The FTSE 100 suffered a huge fall on Friday, capping a crappy week for the index and global stocks in general.
The stock market in London just closed down 2.54%, or off 161.46 points at 6206.43. Let’s put that drop in context:
- The FTSE 100 is now at an 8 month low;
- The index has fallen 5.26% since Monday, its worst weekly performance since December;
- The FTSE 100 has now fallen for 9 straight sessions, its worst performance since 2011.
So, it’s bad news all round.
Pretty much every stock on the index was down, as the fall was driven by global growth concerns rather than a sector of company specific rout.
The big shadow hanging over markets is China.

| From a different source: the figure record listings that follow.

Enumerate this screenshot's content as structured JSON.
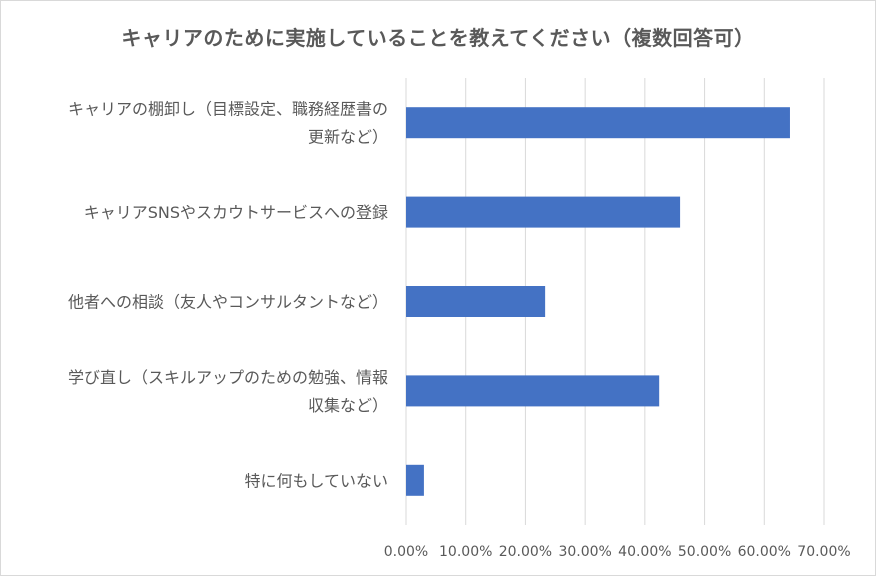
{
  "chart_data": {
    "type": "bar",
    "orientation": "horizontal",
    "title": "キャリアのために実施していることを教えてください（複数回答可）",
    "categories": [
      "キャリアの棚卸し（目標設定、職務経歴書の更新など）",
      "キャリアSNSやスカウトサービスへの登録",
      "他者への相談（友人やコンサルタントなど）",
      "学び直し（スキルアップのための勉強、情報収集など）",
      "特に何もしていない"
    ],
    "category_label_lines": [
      [
        "キャリアの棚卸し（目標設定、職務経歴書の",
        "更新など）"
      ],
      [
        "キャリアSNSやスカウトサービスへの登録"
      ],
      [
        "他者への相談（友人やコンサルタントなど）"
      ],
      [
        "学び直し（スキルアップのための勉強、情報",
        "収集など）"
      ],
      [
        "特に何もしていない"
      ]
    ],
    "values": [
      0.643,
      0.459,
      0.233,
      0.424,
      0.03
    ],
    "xlim": [
      0,
      0.7
    ],
    "xticks": [
      0,
      0.1,
      0.2,
      0.3,
      0.4,
      0.5,
      0.6,
      0.7
    ],
    "xtick_labels": [
      "0.00%",
      "10.00%",
      "20.00%",
      "30.00%",
      "40.00%",
      "50.00%",
      "60.00%",
      "70.00%"
    ],
    "xlabel": "",
    "ylabel": "",
    "grid": true,
    "bar_color": "#4472c4",
    "grid_color": "#d9d9d9"
  }
}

Stock markets are once again tumbling in Shanghai and, most worrying of all, the latest measure of manufacturing activity in China was at a 6 year low.
Fears that China’s economic growth is rapidly slowing have hit Asian markets, which all closed down Friday. US stocks are also taking a hit, with the S&P 500 dropping below 2,000 for the first time since February.

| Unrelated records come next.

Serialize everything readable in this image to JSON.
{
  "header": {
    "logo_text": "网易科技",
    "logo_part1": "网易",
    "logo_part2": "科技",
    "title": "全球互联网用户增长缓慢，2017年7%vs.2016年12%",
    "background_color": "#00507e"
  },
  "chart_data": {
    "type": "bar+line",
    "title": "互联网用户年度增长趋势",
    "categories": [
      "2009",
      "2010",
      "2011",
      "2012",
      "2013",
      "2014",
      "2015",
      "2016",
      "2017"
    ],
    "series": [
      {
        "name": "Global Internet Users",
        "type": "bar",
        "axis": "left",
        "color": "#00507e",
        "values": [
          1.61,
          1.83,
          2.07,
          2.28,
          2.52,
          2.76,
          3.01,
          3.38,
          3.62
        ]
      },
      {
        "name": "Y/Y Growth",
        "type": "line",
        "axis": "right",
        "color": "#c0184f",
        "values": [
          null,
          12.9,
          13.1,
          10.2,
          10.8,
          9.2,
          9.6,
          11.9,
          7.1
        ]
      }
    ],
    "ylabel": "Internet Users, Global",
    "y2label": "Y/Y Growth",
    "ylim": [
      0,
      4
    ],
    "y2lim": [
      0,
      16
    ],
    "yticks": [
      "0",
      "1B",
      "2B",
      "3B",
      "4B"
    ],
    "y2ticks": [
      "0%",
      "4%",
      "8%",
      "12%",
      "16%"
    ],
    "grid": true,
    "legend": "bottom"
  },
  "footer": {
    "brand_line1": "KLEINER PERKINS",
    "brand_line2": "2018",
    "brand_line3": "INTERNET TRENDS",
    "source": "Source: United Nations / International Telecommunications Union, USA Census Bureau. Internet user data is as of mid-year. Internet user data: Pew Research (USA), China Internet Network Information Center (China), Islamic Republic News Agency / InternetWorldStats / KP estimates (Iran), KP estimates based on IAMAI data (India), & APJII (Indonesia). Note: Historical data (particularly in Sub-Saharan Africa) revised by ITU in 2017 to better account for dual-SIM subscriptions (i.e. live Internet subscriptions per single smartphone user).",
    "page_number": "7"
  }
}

It’s no surprise then that the FTSE 100 is following the global trend and pretty much nose diving.
There’s also another big worry, as Tony Cross, market analyst at Trustnet Direct, points out:
Although a lot of the downside pressures we’re seeing right now are being driven by concerns over the health of the Chinese economy, there are also renewed fears as to what Tsipras’ resignation as PM in Greece means for the Eurozone. Having been back to creditors for a third bailout, talk at the fringes is once again focusing on the possibility of a Grexit.